IPO hangover: Went to visit stockbroker today in an unsuccessful search for the elusive Housing Finance prospectus – and instead found several notices on the wall:

- no mas they have suspended opening new CDS or receiving transfers from other stockbrokers for a month to 30/6( until they sort out their applications post-Safaricom IPO applications)
- investor awareness they advise how investors can watch rogue trades in their accounts and how to report them including getting correct address in the system. They also assure customers they are with a solid stockbroking firm that has over 40 billion shillings in assets
- cost increases - nominee accounts will now attract quarterly fee and transaction fees over and above commissions costs
- 1/2 way to DRIP: they will no longer en-cash dividend cheques, but they can be endorsed towards new purchases of shares.

Oil and manufacturing: Looking at the price warning from Sameer Africa, makes one wonder about the impact that the escalating price of oil will have on manufacturing based company shares (e.g. cement is up about 40%) - and whether it is wiser to invest in ‘service’ companies like Safaricom whose impact from oil prices will less direct (share of wallet)

Full year results
- Safaricom revenue to 61.4 billion [$990 million] (up 29%)
- Safaricom pre tax profit 19.9 billion [$321 million] (up 16%)

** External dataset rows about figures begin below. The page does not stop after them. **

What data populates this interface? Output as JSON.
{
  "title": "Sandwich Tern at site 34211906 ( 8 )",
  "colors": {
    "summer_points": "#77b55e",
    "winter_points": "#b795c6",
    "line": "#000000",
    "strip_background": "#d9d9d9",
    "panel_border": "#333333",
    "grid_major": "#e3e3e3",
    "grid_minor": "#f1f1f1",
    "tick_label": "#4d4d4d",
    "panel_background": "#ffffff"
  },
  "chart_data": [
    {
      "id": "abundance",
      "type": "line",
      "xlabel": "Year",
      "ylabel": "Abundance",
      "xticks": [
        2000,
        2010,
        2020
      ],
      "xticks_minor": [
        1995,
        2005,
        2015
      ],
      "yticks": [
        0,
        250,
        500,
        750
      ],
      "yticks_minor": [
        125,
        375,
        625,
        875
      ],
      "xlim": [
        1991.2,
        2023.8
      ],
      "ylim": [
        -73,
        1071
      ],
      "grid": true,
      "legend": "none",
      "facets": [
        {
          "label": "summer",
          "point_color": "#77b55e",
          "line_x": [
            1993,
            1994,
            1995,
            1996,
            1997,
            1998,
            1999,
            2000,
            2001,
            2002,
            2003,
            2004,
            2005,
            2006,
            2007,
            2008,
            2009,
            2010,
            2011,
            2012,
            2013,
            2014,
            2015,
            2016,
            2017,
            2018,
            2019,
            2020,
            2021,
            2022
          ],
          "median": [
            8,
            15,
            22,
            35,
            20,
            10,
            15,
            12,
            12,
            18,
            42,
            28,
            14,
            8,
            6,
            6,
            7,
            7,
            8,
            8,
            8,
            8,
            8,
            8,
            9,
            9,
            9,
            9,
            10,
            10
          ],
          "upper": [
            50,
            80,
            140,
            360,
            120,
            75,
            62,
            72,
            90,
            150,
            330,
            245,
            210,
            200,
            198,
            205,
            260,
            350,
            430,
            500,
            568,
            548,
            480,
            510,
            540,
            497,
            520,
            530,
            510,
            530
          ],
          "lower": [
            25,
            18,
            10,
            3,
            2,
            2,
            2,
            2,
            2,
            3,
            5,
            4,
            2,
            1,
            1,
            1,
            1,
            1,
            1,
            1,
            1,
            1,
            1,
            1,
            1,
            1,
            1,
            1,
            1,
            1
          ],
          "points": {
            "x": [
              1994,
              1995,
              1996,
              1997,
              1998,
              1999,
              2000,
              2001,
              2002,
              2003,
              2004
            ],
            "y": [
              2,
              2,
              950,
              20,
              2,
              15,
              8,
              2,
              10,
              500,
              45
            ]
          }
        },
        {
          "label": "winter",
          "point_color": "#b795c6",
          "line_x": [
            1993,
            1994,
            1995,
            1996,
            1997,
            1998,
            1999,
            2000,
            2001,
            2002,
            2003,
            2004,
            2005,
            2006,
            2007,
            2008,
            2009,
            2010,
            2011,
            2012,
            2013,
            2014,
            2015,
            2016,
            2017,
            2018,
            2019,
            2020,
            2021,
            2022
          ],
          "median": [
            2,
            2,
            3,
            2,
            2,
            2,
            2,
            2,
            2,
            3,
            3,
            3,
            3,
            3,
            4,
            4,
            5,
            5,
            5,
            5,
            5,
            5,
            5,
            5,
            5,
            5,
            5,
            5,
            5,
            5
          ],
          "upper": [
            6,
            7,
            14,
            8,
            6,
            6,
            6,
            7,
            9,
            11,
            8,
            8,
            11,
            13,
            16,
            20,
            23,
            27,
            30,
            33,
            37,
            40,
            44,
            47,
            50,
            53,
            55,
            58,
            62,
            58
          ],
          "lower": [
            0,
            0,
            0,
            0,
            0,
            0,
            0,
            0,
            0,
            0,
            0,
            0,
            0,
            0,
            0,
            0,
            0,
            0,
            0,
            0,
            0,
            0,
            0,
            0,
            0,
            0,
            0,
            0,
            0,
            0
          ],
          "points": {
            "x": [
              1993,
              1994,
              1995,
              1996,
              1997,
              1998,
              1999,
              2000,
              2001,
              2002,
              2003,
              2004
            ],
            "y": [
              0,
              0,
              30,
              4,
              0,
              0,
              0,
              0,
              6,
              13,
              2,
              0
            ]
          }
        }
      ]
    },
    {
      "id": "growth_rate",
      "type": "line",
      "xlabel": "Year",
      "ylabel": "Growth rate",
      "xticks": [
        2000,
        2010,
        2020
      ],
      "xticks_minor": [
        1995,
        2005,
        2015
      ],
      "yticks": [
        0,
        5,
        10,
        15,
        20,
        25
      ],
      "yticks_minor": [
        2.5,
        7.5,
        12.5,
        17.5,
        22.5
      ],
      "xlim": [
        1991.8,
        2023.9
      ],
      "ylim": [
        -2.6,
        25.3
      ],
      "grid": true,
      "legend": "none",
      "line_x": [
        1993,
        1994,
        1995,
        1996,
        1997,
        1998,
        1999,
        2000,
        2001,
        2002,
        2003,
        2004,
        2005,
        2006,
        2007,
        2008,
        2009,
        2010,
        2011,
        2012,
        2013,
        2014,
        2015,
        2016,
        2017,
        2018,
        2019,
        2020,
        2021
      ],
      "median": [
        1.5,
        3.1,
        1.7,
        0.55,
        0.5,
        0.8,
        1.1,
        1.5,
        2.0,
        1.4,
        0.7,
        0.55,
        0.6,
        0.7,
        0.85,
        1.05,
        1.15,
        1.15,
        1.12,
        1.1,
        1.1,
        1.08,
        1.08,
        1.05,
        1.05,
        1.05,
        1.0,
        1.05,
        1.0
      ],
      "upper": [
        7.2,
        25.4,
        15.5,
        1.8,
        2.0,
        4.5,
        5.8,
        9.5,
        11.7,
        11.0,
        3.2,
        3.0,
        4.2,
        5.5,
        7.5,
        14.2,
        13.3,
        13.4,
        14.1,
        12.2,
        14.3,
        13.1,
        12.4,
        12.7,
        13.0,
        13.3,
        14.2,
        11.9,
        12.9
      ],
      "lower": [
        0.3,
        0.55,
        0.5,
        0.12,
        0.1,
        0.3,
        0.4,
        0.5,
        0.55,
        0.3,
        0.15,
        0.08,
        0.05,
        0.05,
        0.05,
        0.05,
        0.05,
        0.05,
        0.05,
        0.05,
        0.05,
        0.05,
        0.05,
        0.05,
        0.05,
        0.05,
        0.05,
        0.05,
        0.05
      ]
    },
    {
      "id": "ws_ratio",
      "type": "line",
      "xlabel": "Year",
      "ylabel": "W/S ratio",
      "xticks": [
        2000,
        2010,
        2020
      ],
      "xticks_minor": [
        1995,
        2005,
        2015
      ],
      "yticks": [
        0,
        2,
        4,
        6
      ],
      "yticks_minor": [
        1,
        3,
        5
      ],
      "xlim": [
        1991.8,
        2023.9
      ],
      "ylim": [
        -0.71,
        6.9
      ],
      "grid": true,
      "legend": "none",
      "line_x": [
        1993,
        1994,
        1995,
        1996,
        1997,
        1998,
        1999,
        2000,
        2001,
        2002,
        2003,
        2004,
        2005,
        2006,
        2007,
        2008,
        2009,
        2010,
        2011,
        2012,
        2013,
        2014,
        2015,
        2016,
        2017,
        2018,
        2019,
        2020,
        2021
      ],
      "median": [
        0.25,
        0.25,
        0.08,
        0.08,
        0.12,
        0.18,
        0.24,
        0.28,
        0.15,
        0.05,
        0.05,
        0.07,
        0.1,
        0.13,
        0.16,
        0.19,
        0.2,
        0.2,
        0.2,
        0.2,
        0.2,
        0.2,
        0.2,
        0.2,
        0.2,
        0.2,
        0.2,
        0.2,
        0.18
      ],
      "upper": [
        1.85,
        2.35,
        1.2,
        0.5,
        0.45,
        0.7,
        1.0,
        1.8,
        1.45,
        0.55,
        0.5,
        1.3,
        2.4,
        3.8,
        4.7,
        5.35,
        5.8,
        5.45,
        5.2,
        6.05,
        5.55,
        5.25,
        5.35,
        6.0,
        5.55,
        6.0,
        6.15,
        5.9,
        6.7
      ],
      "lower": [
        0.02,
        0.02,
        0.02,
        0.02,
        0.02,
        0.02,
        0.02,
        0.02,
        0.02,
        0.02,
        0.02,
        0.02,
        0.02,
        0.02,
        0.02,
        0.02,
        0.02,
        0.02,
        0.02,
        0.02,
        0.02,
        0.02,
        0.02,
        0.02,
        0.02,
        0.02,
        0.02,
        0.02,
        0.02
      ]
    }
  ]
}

Petro Politics & Policy: Reading Thomas Freidman’s columns can scare any one cares about the future of America, foreign policy relations and other manufacturing industries.

Writing recently, he notes:

- The failure of Mr. Bush to fully mobilize the most powerful innovation engine in the world — the U.S. economy — to produce a scalable alternative to oil has helped to fuel the rise of a collection of petro-authoritarian states — from Russia to Venezuela to Iran — that are reshaping global politics in their own image.
- If this huge transfer of wealth to the petro-authoritarians continues, power will follow. According to Congressional testimony Wednesday by the energy expert Gal Luft, with oil at $200 a barrel, OPEC could “potentially buy Bank of America in one month worth of production, Apple computers in a week and General Motors in just three days.”
- America has taken its many natural assets — its research universities, free markets and diversity of human talent — and assumed that they will always compensate for our low savings rate or absence of a health care system or any strategic plan to improve our competitiveness.
- “Call it the triple deficit,” said Mr. Rothkopf. “A fiscal deficit that will soon have us choosing between rationed health care, sufficient education, adequate infrastructure and traditional levels of defense spending, a trade deficit that has us borrowing from our rivals to the point of real vulnerability, and a geopolitical deficit that is a legacy of Iraq, which may result in hesitancy to take strong stands where we must.”